In view of the strong dependence of the distributed message system adopting the Zookeeper architecture on Zookeeper, the distributed message system adopting the Zookeeper architecture must pay close attention to/monitor the survival of the Zookeeper server, and when the Zookeeper server is monitored to be down, an application responsible person of the distributed message system must be timely notified to take measures to recover the Zookeeper server as soon as possible, such as restarting a server serving as the Zookeeper server or hot-switching other hot backup servers as new Zookeeper servers. Therefore, in the following example embodiments, in order to improve system availability, the present disclosure utilizes the characteristic of Zookeeper's temporary sequential nodes, and adds a Zookeeper server survival monitoring mechanism supporting master-slave hot handover to a distributed message system adopting a Zookeeper architecture to uninterruptedly monitor whether a Zookeeper server is alive or not.

According to an example embodiment of the disclosure, a plurality of zookeeper clients are provided, each message application server is also a zookeeper client, and not only is a database update notification sent by a zookeeper server received, but also the survival of the zookeeper server can be monitored. Each message application server (as a zookeeper client) selects a master service for monitoring whether the zookeeper server side is alive through a temporary sequential node registered as zookeeper, and the other zookeeper clients monitor whether the master service is alive as slave services. When the main service monitoring whether the zookeeper server side is alive is down, another zookeeper client side which is not selected as the slave service of the main service is reselected to be used as a new main service to continue monitoring the survival of the zookeeper server side. The zookeeper server survival monitoring mechanism utilizes the characteristic of a temporary sequence node of the zookeeper to realize a distributed lock to support master-slave hot switching in a distributed environment, avoid single point failure of monitoring zookeeper server survival service, and improve system HA (high availability).

Before making a detailed description, the concepts of temporary nodes, sequential nodes, HA (high availability) and single point of failure are introduced as follows:

and (4) temporary nodes: its lifecycle is tied to the zookeeper client session, and if the client session fails, this node is automatically deleted by the zookeeper.

A sequence node: so to say, if three zookeeper clients are shared, each creating 1 sequential node under the/monitor/directory (assumed to be this directory), the zookeeper cluster will create nodes in the order in which the clients created the nodes, which are/monitor/01,/monitor/02,/monitor/03, respectively.

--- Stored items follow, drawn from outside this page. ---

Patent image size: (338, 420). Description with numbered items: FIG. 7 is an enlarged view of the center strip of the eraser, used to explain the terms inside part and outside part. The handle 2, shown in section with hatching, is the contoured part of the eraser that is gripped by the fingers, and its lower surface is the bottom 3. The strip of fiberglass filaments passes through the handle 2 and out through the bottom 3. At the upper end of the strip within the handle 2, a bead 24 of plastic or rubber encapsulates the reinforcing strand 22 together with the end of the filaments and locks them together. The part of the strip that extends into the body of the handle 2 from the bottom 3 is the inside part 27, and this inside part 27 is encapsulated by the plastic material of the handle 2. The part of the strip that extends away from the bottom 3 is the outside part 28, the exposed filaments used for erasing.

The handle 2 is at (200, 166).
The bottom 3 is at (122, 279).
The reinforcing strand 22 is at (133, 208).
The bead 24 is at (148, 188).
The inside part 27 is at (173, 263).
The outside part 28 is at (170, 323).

HA (High Availability) is highly available. One node in the cluster fails and its tasks can be passed to the other nodes. Single point failures can be effectively prevented. High availability clusters aim to provide highly reliable services, i.e. 7 x 24 hours uninterrupted service to the outside using the cluster's fault tolerance.

Single point of failure: a single point failure can propagate to the entire system or network, resulting in a breakdown of the entire system or network. This is to be avoided when designing IT infrastructures, which are generally avoided by means of both master and slave. The present disclosure uses a master-slave approach to avoid single points of failure.

This will be described in detail with reference to fig. 4.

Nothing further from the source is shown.